Bloomberg vs. Iger: Will Food Bans Really Bring Sustainable Change to Obesity?|
Which is a better path to reduce childhood obesity: legislation or changes in advertising?
Since Bloomberg took office in New York, the residents of Manhattan and the boroughs have all been party to quite a bit of chatter-and some very decisive action-related to reducing obesity and unhealthy food. He was responsible, of course, for legislation requiring restaurants with multiple locations to post the caloric content of their menu items; Bloomberg also banned the use of trans fats in restaurants (can you believe that was six years ago? Not to mention that it’s been in effect for a full four years now). And now he’s gone after banning super-size soda.
What I wonder, though, is whether legislation can get the job done when it comes to childhood obesity-or are major media organizations and the advertisements that they choose to air having a bigger impact?
Forget the “Is this fascist?” debate– focus on the “is this going to be effective?” debate
There is a debate beyond the big debate going on with libertarians right now-the “if he can restrict our soda sizes, he can restrict far too much about us” debate, which is answered by the fact that the Mayor’s responsibility to regulate commerce very clearly includes the ability to create restrictions like this. That further debate, which I haven’t heard as of yet, has to do with the way that for-profit media has responded to the trend of food legislation.
There are clearly non-market issues at work at the heart of the obesity and food restriction debate. It is not necessarily beneficial to a company’s bottom-line to observe reasonable restrictions when selling and marketing food products. More sugar tends to be more attractive to consumers (thanks, evolution!), and companies that are looking to widen their profit margins do very well to observe this fact.
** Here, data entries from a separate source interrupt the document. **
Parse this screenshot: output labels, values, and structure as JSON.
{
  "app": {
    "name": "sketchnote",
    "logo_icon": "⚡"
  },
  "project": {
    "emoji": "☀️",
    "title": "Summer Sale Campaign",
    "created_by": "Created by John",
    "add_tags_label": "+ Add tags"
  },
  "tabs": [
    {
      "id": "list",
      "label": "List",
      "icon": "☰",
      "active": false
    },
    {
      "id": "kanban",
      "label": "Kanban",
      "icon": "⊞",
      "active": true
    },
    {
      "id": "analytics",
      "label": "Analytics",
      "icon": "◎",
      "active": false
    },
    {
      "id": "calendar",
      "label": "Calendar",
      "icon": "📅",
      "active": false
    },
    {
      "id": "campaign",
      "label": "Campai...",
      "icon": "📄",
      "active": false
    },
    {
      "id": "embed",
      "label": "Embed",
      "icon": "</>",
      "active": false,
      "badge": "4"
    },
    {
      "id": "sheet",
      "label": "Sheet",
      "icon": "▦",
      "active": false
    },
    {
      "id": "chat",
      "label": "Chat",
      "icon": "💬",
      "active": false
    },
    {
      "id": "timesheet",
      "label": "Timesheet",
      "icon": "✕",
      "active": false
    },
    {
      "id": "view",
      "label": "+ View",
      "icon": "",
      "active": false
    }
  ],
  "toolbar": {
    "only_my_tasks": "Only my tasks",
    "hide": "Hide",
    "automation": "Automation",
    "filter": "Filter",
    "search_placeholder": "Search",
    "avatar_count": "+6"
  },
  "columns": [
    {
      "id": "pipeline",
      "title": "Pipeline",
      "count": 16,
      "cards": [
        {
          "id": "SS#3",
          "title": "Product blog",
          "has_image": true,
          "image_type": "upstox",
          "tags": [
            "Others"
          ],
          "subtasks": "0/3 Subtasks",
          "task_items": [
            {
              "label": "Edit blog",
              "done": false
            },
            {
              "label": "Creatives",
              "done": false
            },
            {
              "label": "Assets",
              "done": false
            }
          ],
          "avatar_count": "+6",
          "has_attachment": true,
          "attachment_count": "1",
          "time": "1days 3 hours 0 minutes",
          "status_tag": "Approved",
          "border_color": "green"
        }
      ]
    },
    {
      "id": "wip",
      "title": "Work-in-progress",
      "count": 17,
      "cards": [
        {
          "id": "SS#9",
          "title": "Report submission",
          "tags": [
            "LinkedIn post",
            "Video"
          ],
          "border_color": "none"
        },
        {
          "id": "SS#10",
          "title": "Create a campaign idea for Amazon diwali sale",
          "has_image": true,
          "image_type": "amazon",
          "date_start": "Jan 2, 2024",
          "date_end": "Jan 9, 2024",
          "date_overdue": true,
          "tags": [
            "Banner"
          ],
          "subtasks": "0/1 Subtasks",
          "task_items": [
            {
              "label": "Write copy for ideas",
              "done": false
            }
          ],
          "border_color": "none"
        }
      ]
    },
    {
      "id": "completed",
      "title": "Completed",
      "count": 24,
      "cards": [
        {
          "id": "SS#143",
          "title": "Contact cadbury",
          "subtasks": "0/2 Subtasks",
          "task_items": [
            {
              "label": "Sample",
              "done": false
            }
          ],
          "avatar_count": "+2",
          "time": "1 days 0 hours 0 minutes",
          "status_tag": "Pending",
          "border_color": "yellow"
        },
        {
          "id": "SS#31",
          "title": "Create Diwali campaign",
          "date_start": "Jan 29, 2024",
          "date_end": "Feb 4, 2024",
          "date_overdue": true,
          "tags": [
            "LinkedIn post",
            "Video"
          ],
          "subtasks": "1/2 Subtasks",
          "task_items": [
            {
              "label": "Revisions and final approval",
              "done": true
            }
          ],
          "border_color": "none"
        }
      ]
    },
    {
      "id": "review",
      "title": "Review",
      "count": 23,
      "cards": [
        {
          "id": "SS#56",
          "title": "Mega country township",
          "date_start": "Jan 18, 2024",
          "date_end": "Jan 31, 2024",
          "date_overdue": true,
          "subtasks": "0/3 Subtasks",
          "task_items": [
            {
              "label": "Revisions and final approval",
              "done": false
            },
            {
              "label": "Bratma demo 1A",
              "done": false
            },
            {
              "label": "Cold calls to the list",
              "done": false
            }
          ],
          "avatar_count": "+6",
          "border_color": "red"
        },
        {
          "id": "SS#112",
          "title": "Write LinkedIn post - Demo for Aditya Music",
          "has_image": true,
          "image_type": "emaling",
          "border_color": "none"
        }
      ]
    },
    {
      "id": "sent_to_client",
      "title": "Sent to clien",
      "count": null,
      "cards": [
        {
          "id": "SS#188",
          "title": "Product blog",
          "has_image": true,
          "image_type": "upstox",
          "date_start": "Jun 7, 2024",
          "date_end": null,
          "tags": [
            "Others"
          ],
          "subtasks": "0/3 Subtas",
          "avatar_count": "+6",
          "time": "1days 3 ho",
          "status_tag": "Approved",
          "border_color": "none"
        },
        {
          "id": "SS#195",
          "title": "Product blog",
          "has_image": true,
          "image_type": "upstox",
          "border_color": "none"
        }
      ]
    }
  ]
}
Of course, when advertising to children is involved, the issue of whether creating a food product that’s extremely unhealthy and then marketing it is alright takes on a new light. A non-market light. The “laissez faire” approach is clearly useless here: by the time the average mommies and daddies get concerned enough about high-sugar foods to figure out a way to successfully teach their children about healthy eating habits, many of them will have died off already.
Can food bans alone produce real change?
Bloomberg is seeking to mitigate the damage of young people drinking lots and lots of high-fructose corn syrup-saturated soda by legislating change. That sends a clear signal to restaurants, movie theaters, grocery stores, and the media that advertise them: change is coming.
But, given that the signal has been sent, are further food bans going to be necessary to fundamentally change the way that food is marketed to children?
Disney hopped on the childhood obesity bandwagon yesterday when Bob Iger announced that their television channels would no longer advertise high-sodium products like Lunchables and high-sugar ones like Capri-Sun. [editor's note: there goes my childhood]. Were they doing it with some political motivation? Almost certainly. But Disney is a trendsetter, and the trend has now been put out there.
If media organizations commit to advertising for companies that promise healthy, balanced meals and are committed to reducing childhood obesity, is the practice of banning food going to be necessary? Will it change, fundamentally, the way that the American people think of food consumption?
Could the advertising of the future make Americans more conscious of what they’re consuming?
I’m interested not because of this particular issue per se, but because of the further implication for conscious eating. Whether Americans have the capacity to truly understand the complex processes that go into the foodservice industry, and to act consciously around that complexity, is strongly related to the way that those foodservice companies are depicted in their advertisements. At the moment, there’s no “there” there. Food comes from nowhere, and the waste from it disappears into nowhere. It has no impact on the human body, and it provides long-lasting happiness. This is the American Dream.
But of course, this is a fantasy-and, just as it does its part to promote childhood obesity by depicting happy, healthy children eating high-sugar foods, the advertising industry and the media that support it do the same for the lack of consciousness about the sustainability of our foodservice industry.
Can advertising change that if companies like Disney, NBC, Fox, Viacom, and the others change their practices?